Please note: This PhD defence will take place online. Also note the atypical start time — 9:00 p.m.
Yongqiang Tian, PhD candidate
David R. Cheriton School of Computer Science
Supervisor: Professor Chengnian Sun
Deep Learning (DL) applications are widely deployed in diverse areas, such as image classification, natural language processing, and auto-driving systems. Although these applications achieve outstanding performance in certain metrics like accuracy, developers have raised strong concerns about their reliability since the logic of DL applications is a black box for humans. Specifically, DL applications learn their logic during stochastic training and encode it in high-dimensional weights of DL models. Unlike source code in conventional software, such weights are infeasible for humans to directly interpret, examine, and validate. As a result, the reliability issues in DL applications are not easy to detect and may cause catastrophic accidents in safety-critical missions. Therefore, it is critical to adequately assess the reliability of DL applications.
This thesis aims to help software developers assess the reliability of DL applications from the following three perspectives.
The first study proposes object-relevancy, a property that reliable DL-based image classifiers should comply with, i.e., the classification results should be made based on the features relevant to the target object in a given image, instead of irrelevant features such as the background. This study further proposes an automatic approach based on two metamorphic relations to assess if this property is violated in the image classifications. The evaluation shows that the proposed approach can effectively detect unreliable inferences violating the object-relevancy property, with an average precision of 64.1% and 96.4% for the two relations, respectively. The subsequent empirical study reveals that such unreliable inferences are prevalent in the real world and the existing training strategies cannot tackle this issue effectively.
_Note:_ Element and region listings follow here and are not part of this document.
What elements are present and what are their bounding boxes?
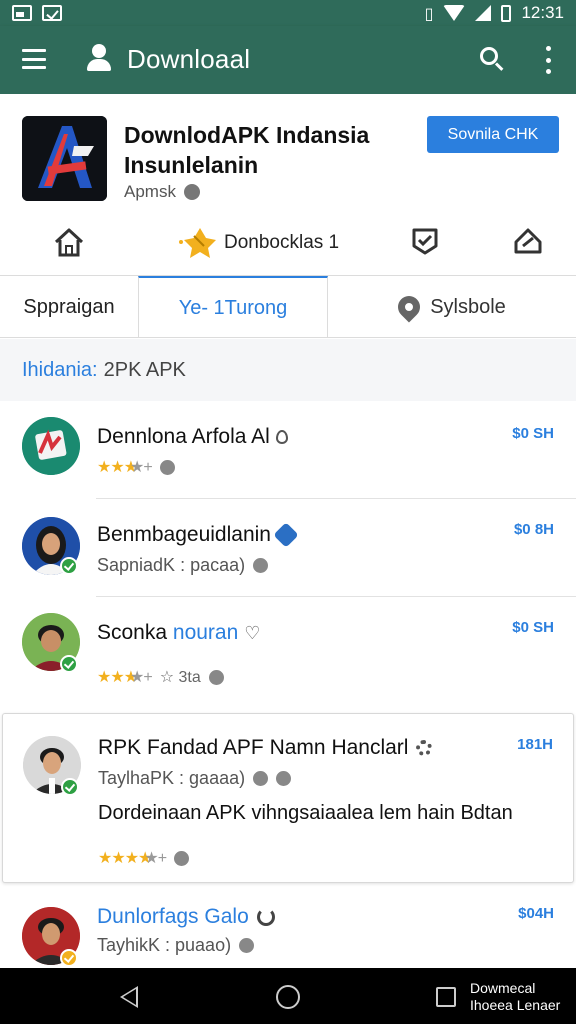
item-time: $04H (518, 905, 554, 922)
badge-button[interactable] (410, 226, 440, 256)
settings-icon (416, 740, 433, 757)
share-icon (514, 228, 542, 254)
item-title: Dunlorfags Galo (97, 905, 275, 929)
wifi-icon (443, 5, 466, 21)
app-bar: Downloaal (0, 26, 576, 94)
status-bar: ▯ 12:31 (0, 0, 576, 26)
section-header: Ihidania: 2PK APK (0, 339, 576, 401)
downloads-button[interactable]: Donbocklas 1 (178, 226, 339, 260)
action-icon-row: Donbocklas 1 (0, 214, 576, 276)
more-options-icon[interactable] (542, 46, 554, 74)
globe-icon (239, 938, 255, 953)
nav-notification-text: Dowmecal Ihoeea Lenaer (470, 980, 561, 1013)
avatar (22, 417, 80, 475)
battery-icon (501, 4, 512, 22)
downloads-label: Donbocklas 1 (224, 232, 340, 253)
home-button[interactable] (52, 226, 86, 258)
home-circle-icon[interactable] (276, 985, 300, 1009)
refresh-icon (256, 908, 275, 927)
item-title: Sconka nouran ♡ (97, 621, 261, 644)
system-navigation-bar: Dowmecal Ihoeea Lenaer (0, 968, 576, 1024)
tab-sylsbole[interactable]: Sylsbole (328, 276, 576, 338)
verified-icon (60, 949, 78, 967)
globe-icon (253, 771, 269, 786)
featured-card[interactable]: RPK Fandad APF Namn Hanclarl TaylhaPK : … (2, 713, 574, 883)
vibrate-icon: ▯ (424, 3, 434, 23)
share-button[interactable] (512, 226, 544, 256)
item-meta: TayhikK : puaao) (97, 935, 255, 956)
list-item[interactable]: Dunlorfags Galo TayhikK : puaao) $04H (0, 889, 576, 969)
app-header: DownlodAPK Indansia Insunlelanin Apmsk S… (0, 94, 576, 214)
home-icon (54, 228, 84, 257)
item-time: 181H (517, 736, 553, 753)
item-meta: SapniadK : pacaa) (97, 555, 269, 576)
globe-icon (208, 669, 224, 685)
search-icon[interactable] (478, 45, 506, 73)
item-time: $0 SH (512, 619, 554, 636)
sparkle-icon (179, 228, 216, 258)
verified-badge-icon (273, 522, 299, 549)
item-meta: TaylhaPK : gaaaa) (98, 768, 292, 789)
droplet-icon (275, 430, 288, 445)
signal-icon (475, 5, 492, 21)
list-item[interactable]: Dennlona Arfola Al ★★★★+ $0 SH (0, 401, 576, 499)
check-notification-icon (42, 5, 62, 21)
menu-icon[interactable] (22, 49, 46, 69)
info-icon (276, 771, 292, 786)
tab-ye-1turong[interactable]: Ye- 1Turong (138, 276, 328, 338)
app-logo (22, 116, 107, 201)
rating: ★★★★+ ☆ 3ta (97, 667, 224, 687)
clock: 12:31 (521, 3, 564, 22)
verified-icon (61, 778, 79, 796)
rating: ★★★★★+ (98, 848, 190, 868)
item-title: Dennlona Arfola Al (97, 425, 288, 449)
list-item[interactable]: Sconka nouran ♡ ★★★★+ ☆ 3ta $0 SH (0, 597, 576, 713)
item-title: RPK Fandad APF Namn Hanclarl (98, 736, 433, 760)
badge-icon (412, 228, 438, 255)
globe-icon (159, 459, 175, 475)
item-description: Dordeinaan APK vihngsaiaalea lem hain Bd… (98, 802, 513, 824)
list-item[interactable]: Benmbageuidlanin SapniadK : pacaa) $0 8H (0, 499, 576, 597)
location-pin-icon (393, 291, 425, 323)
item-time: $0 8H (513, 521, 554, 538)
globe-icon (253, 558, 269, 573)
install-button[interactable]: Sovnila CHK (427, 116, 559, 153)
recent-apps-icon[interactable] (436, 987, 456, 1007)
verified-icon (60, 557, 78, 575)
heart-icon: ♡ (244, 623, 261, 644)
rating: ★★★★+ (97, 457, 175, 477)
tab-sppraigan[interactable]: Sppraigan (0, 276, 138, 338)
account-icon[interactable] (86, 44, 112, 74)
item-title: Benmbageuidlanin (97, 522, 299, 549)
verified-icon (60, 655, 78, 673)
app-publisher: Apmsk (124, 182, 200, 202)
item-time: $0 SH (512, 425, 554, 442)
back-icon[interactable] (120, 986, 138, 1008)
gallery-notification-icon (12, 5, 32, 21)
globe-icon (174, 850, 190, 866)
globe-icon (183, 184, 200, 200)
app-title: Downloaal (127, 44, 251, 74)
tab-bar: Sppraigan Ye- 1Turong Sylsbole (0, 276, 576, 338)
app-name: DownlodAPK Indansia Insunlelanin (124, 122, 370, 178)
The second study concentrates on the reliability issues induced by DL model compression. DL model compression can significantly reduce the sizes of Deep Neural Network (DNN) models, and thus facilitate the deployment of sophisticated, sizable DNN models. However, the prediction results of compressed models may deviate from those of their original models, resulting in unreliably deployed DL applications. To help developers thoroughly assess the impact of model compression, it is essential to test these models to find any deviated behaviors before dissemination. This study proposes DFLARE, a novel, search-based, black-box testing technique. The evaluation shows that DFLARE constantly outperforms the baseline in both efficacy and efficiency. More importantly, the triggering inputs found by DFLARE can be used to repair up to 48.48% of deviated behaviors.
The third study reveals the unreliable assessment of DL-based Program Generators (DLGs) in compiler testing. To effectively test compilers, DLGs are proposed to automatically generate massive testing programs. However, after thorough analysis of the characteristics of DLGs, this study found that the assessment of these DLGs is unfair and unreliable, since the chosen baselines, i.e., Language-Specific Program Generators (LSGs), are different from DLGs in many aspects. Furthermore, this study proposed Kitten, a simple, fair, and non-DL-based baseline for DLGs. The experiments show that DLGs cannot even compete against such a simple baseline and the claimed advantages of DLGs are likely due to the biased selection of the baseline. Specifically, Kitten triggers 1,750 hang bugs and 34 distinct crashes in 72-hours of testing on GCC, while the the-state-of-art DLG only triggers 3 hang bugs and 1 distinct crash. Moreover, the code coverage achieved by Kitten is at least 2x as of that achieved by the the-state-of-art DLG.